This morning, as I put the cream and too much sugar in my coffee, after riding my bike over to the donut shop, I flashed back to the summer of 1984, when I followed my girlfriend's dream to Provincetown, Cape Cod, Massachusetts.
While the majority of the summer population – a number that bloats by a factor of ten every year between Memorial Day and Labor Day – slept in, gearing up for cocktails, Tea Dances and beach time, I was getting up to go to work. I would get on my bicycle every morning and ride from our apartment at 8 Pearl Street, down Shank Painter Road to Route 6 and the MarSpec Warehouse, which supplied Marine Specialties, “Provincetown’s Most Unusual Shop,” and its mail order customers with everything from plastic lobsters to surplus German Mannlicher rifles from World War II.
I worked there as a shipping/receiving clerk. Even though I was not packing sandwiches and beers for the beach, the taste of the salt air was a treat on my lips. I absolutely loved the taste of that place.
Sue and I must have been quite a sight to see for the regulars there – this nubile young hetero couple who chose to come live in the middle of a seaside Bacchanal.
While others were partying at night, I was working my second job, scooping gourmet ice cream into cups and cones for a mostly drunk clientele at “Glaceteria,” right next to the historic Town Hall building. Run by a surly French Canadian couple, it stayed open way too late each night, and catered to customers coming out of the closing bars and clubs on and around Commercial Street. I found that if I smiled shyly at the glassy-eyed men who ordered ice cream for themselves and each other, my tips would increase, at times exponentially.
Even though it was only a few blocks down Commercial Street from the Pearl Street place, Susan would sometimes express concern for my safety, due to how late I worked.

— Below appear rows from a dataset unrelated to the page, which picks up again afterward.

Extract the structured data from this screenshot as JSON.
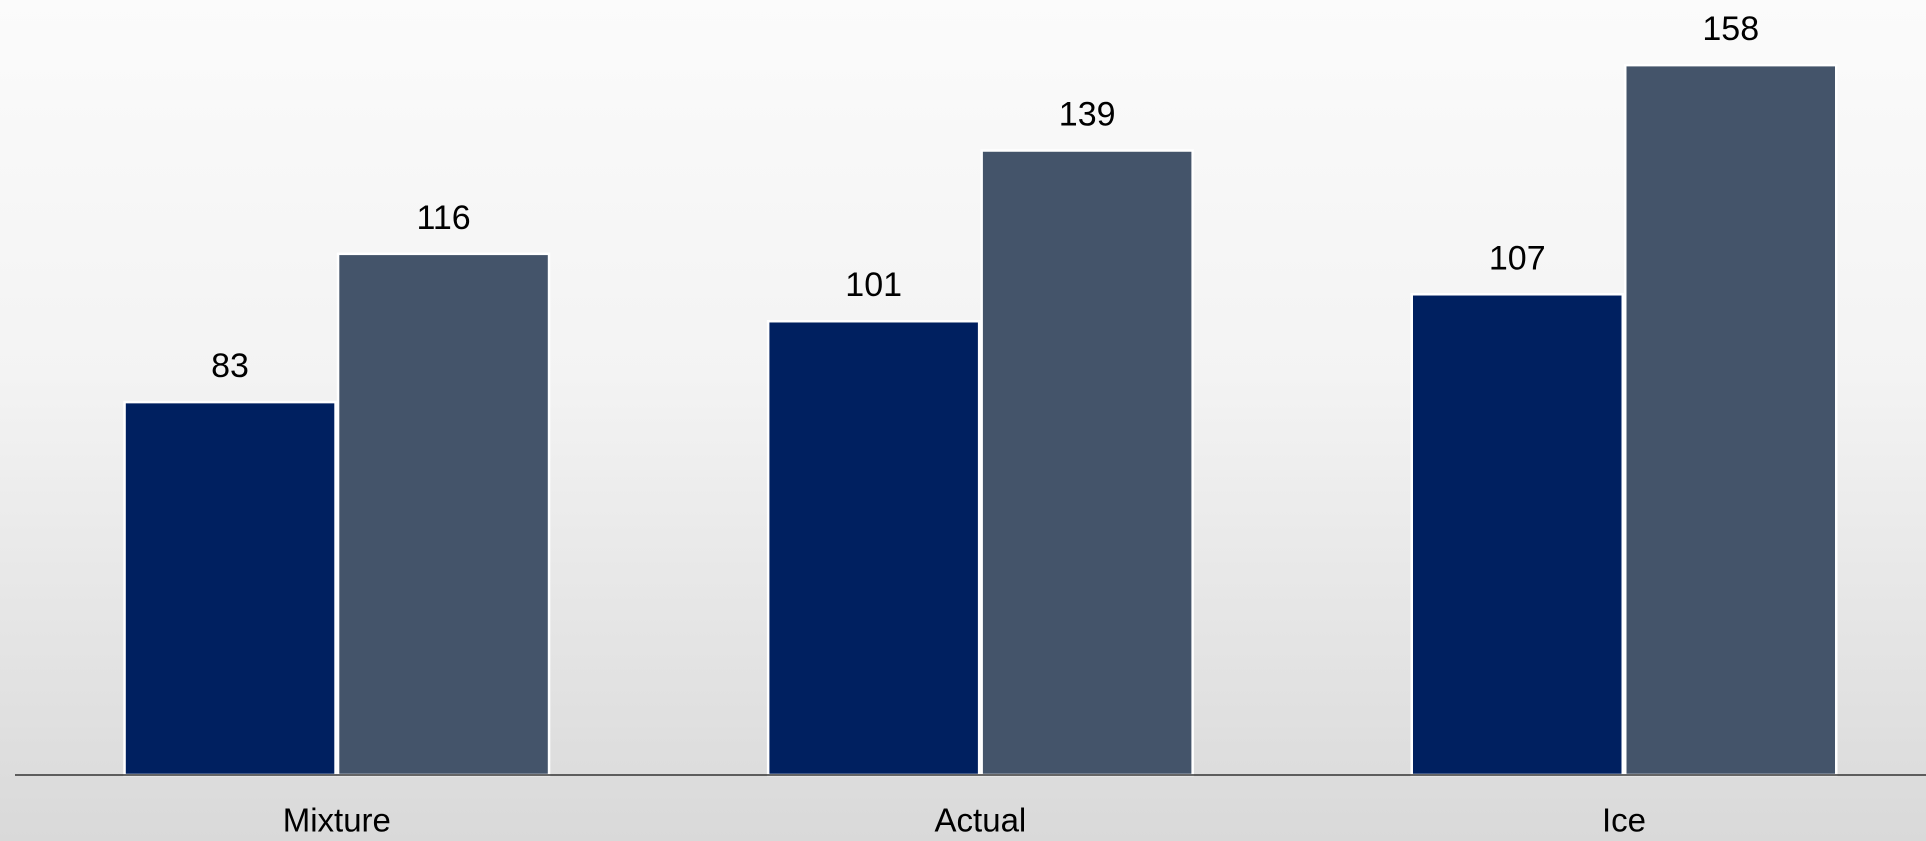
{
  "chart_data": {
    "type": "bar",
    "categories": [
      "Mixture",
      "Actual",
      "Ice"
    ],
    "series": [
      {
        "color": "#002060",
        "values": [
          83,
          101,
          107
        ]
      },
      {
        "color": "#44546a",
        "values": [
          116,
          139,
          158
        ]
      }
    ],
    "ylim": [
      0,
      172.5
    ],
    "grid": false
  }
}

I brushed off her worry; it was a five minute walk home, if that. There were occasions, though, when, after closing up shop at 3 or so in the morning, my walk home was a bit eerie, particularly for a starry-eyed ingĂ©nue of 21 with feathered, sun-bleached hair and honey-tanned skin. I looked straight ahead in the direction of my destination, all the while occasionally aware of men doing things, to themselves and each other, in the shadows at the edge of my vision. To this day I’m not sure how much of this is real and how much is a product of my imagination. Even though it would be another year before the death of Rock Hudson, and another six until Magic Johnson’s historic announcement, people were very much aware of AIDS, so the all-night party that had been P-Town was a bit of an anachronism, even then.

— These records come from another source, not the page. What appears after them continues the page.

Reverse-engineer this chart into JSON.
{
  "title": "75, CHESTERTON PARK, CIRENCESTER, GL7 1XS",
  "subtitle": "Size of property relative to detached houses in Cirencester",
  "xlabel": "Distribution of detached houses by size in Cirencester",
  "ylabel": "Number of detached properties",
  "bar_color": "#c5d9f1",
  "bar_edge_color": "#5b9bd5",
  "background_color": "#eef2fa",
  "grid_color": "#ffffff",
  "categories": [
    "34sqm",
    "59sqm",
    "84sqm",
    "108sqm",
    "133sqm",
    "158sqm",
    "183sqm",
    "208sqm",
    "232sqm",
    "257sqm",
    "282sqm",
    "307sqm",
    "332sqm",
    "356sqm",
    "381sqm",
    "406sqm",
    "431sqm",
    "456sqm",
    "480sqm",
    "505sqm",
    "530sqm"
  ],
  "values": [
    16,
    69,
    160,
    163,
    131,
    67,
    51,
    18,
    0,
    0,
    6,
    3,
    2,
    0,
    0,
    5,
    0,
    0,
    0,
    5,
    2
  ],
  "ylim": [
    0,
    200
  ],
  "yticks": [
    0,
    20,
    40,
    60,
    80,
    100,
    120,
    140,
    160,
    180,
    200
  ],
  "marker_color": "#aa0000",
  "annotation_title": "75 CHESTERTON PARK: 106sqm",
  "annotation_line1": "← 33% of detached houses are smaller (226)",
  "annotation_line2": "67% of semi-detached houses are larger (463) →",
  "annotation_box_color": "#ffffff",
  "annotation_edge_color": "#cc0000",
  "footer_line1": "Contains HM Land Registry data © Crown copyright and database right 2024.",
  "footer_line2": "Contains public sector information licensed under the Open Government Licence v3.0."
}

Still, there was one night when I became aware of a figure in the shadows that began to move toward me as I made my way home. I quickened my pace, but each time I looked back, the figure was there, the same distance behind. When I finally made it upstairs to my apartment, I turned out all the lights and peeked out to see a man standing under a streetlamp, his features peppered by shadows, straining to get a better look at the Young Thing in the darkened window above.
He lost interest and wandered, stumbling, I now saw, up the street and out of sight. Eventually my heart slowed to its natural rhythms, and I was lulled to sleep by the sounds of the pre-dawn coastal morning.